Maybe I start will a small introduction for my problem. I'm writing a python program which will be used for post-processing of different physical simulations. Every simulation can create up to 100 GB of output. I deal with different informations (like positions, fields and densities,...) for different time steps. I would like to have the access to all this data at once which isn't possible because I don't have enough memory on my system. Normally I use read file and then do some operations and clear the memory. Then I read other data and do some operations and clear the memory.
Now my problem. If I do it this way, then I spend a lot of time to read data more than once. This take a lot of time. I would like to read it only once and store it for an easy access. Do you know a method to store a lot of data which is really fast or which doesn't need a lot of space.
I just created a method which is around ten times faster then a normal open-read. But I use cat
(linux command) for that. It's a really dirty method and I would like to kick it out of my script.
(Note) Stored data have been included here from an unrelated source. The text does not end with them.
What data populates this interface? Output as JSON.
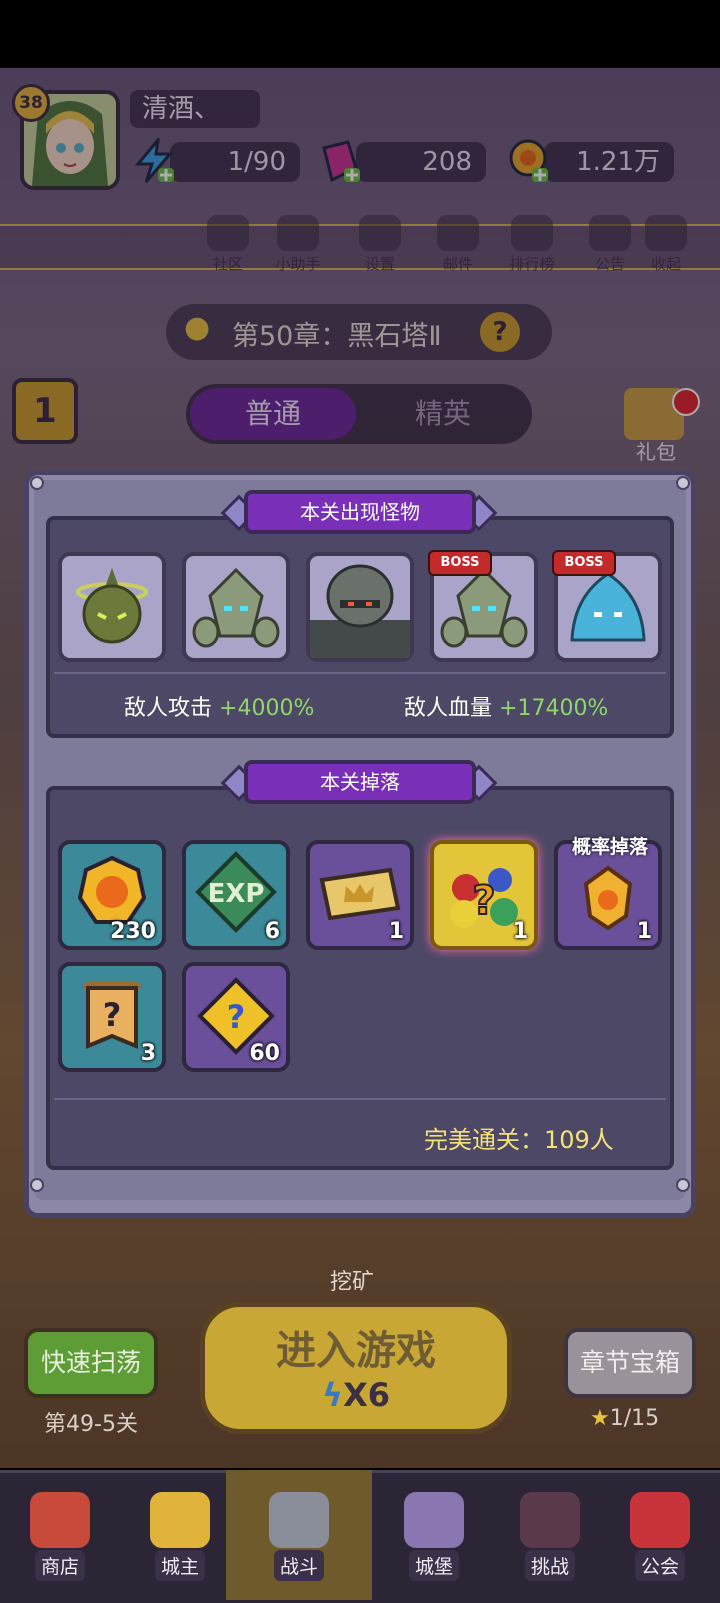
{
  "player": {
    "name": "清酒、",
    "level": "38"
  },
  "resources": {
    "energy": "1/90",
    "gems": "208",
    "gold": "1.21万"
  },
  "nav": [
    {
      "label": "社区",
      "icon": "home-icon"
    },
    {
      "label": "小助手",
      "icon": "robot-icon"
    },
    {
      "label": "设置",
      "icon": "gear-icon"
    },
    {
      "label": "邮件",
      "icon": "mail-icon"
    },
    {
      "label": "排行榜",
      "icon": "ranking-icon"
    },
    {
      "label": "公告",
      "icon": "announcement-icon"
    },
    {
      "label": "收起",
      "icon": "collapse-icon"
    }
  ],
  "chapter": {
    "title": "第50章：黑石塔Ⅱ"
  },
  "mode_tabs": {
    "normal": "普通",
    "elite": "精英"
  },
  "side": {
    "gift_label": "礼包"
  },
  "dialog": {
    "monsters_title": "本关出现怪物",
    "boss_tag": "BOSS",
    "monsters": [
      {
        "name": "halo-goblin",
        "boss": false
      },
      {
        "name": "stone-golem",
        "boss": false
      },
      {
        "name": "armored-knight",
        "boss": false
      },
      {
        "name": "stone-golem-boss",
        "boss": true
      },
      {
        "name": "water-elemental-boss",
        "boss": true
      }
    ],
    "enemy_attack_label": "敌人攻击",
    "enemy_attack_value": "+4000%",
    "enemy_hp_label": "敌人血量",
    "enemy_hp_value": "+17400%",
    "drops_title": "本关掉落",
    "drops": [
      {
        "icon": "gold-coin-icon",
        "count": "230",
        "tag": ""
      },
      {
        "icon": "exp-icon",
        "count": "6",
        "tag": ""
      },
      {
        "icon": "crown-ticket-icon",
        "count": "1",
        "tag": ""
      },
      {
        "icon": "mystery-gems-icon",
        "count": "1",
        "tag": ""
      },
      {
        "icon": "fire-crystal-icon",
        "count": "1",
        "tag": "概率掉落"
      },
      {
        "icon": "mystery-scroll-icon",
        "count": "3",
        "tag": ""
      },
      {
        "icon": "mystery-puzzle-icon",
        "count": "60",
        "tag": ""
      }
    ],
    "perfect_clear": "完美通关：109人"
  },
  "bottom": {
    "mine_label": "挖矿",
    "sweep_label": "快速扫荡",
    "sweep_sub": "第49-5关",
    "enter_label": "进入游戏",
    "enter_cost": "X6",
    "chest_label": "章节宝箱",
    "chest_progress": "1/15"
  },
  "tabbar": [
    {
      "label": "商店",
      "icon": "shop-icon"
    },
    {
      "label": "城主",
      "icon": "crown-icon"
    },
    {
      "label": "战斗",
      "icon": "crossed-swords-icon"
    },
    {
      "label": "城堡",
      "icon": "castle-icon"
    },
    {
      "label": "挑战",
      "icon": "demon-icon"
    },
    {
      "label": "公会",
      "icon": "guild-banner-icon"
    }
  ],
  "colors": {
    "accent_purple": "#7a2fb8",
    "stat_green": "#8fd66a",
    "gold_text": "#f2e27a"
  }
}
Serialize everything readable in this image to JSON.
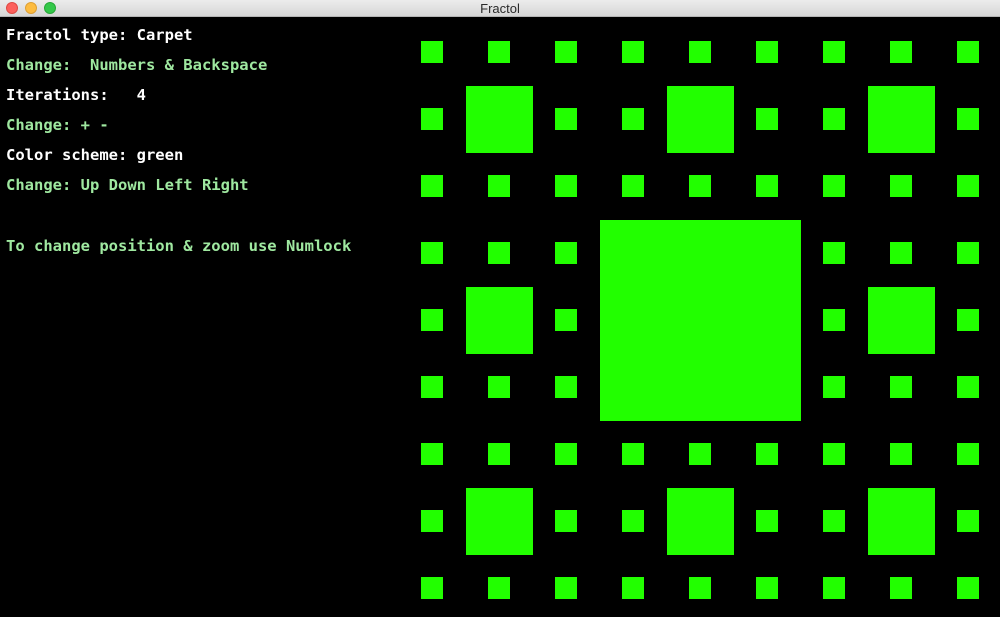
{
  "window": {
    "title": "Fractol"
  },
  "info": {
    "fractal_type": "Fractol type: Carpet",
    "fractal_change": "Change:  Numbers & Backspace",
    "iterations": "Iterations:   4",
    "iterations_change": "Change: + -",
    "color_scheme": "Color scheme: green",
    "color_change": "Change: Up Down Left Right",
    "navigation_hint": "To change position & zoom use Numlock"
  },
  "colors": {
    "background": "#000000",
    "fractal_fill": "#22ff00",
    "text_primary": "#ffffff",
    "text_hint": "#9fe8a0"
  },
  "fractal": {
    "type": "sierpinski-carpet",
    "color_scheme": "green"
  }
}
Is it possible to use databases to store this data and to get the data faster than normal reading? (sorry for this question, but I'm not a computer scientist and I don't have a lot of knowledge behind databases).
EDIT:
My cat-code look something like this - only a example:
out = string.split(os.popen("cat "+base+"phs/phs01_00023_"+time).read())
# and if I want to have this data as arrays then I normally use and reshape (if I
# need it)
out = array(out)
out = reshape(out)
Normally I would use a numpy Method numpy.loadtxt
which need the same time like normal reading.:
f = open('filename')
f.read()
...
I think that loadtxt
just use the normal methods with some additional code lines.
I know there are some better ways to read out data. But everything what I found was really slow. I will now try mmap
and hopefully I will have a better performance.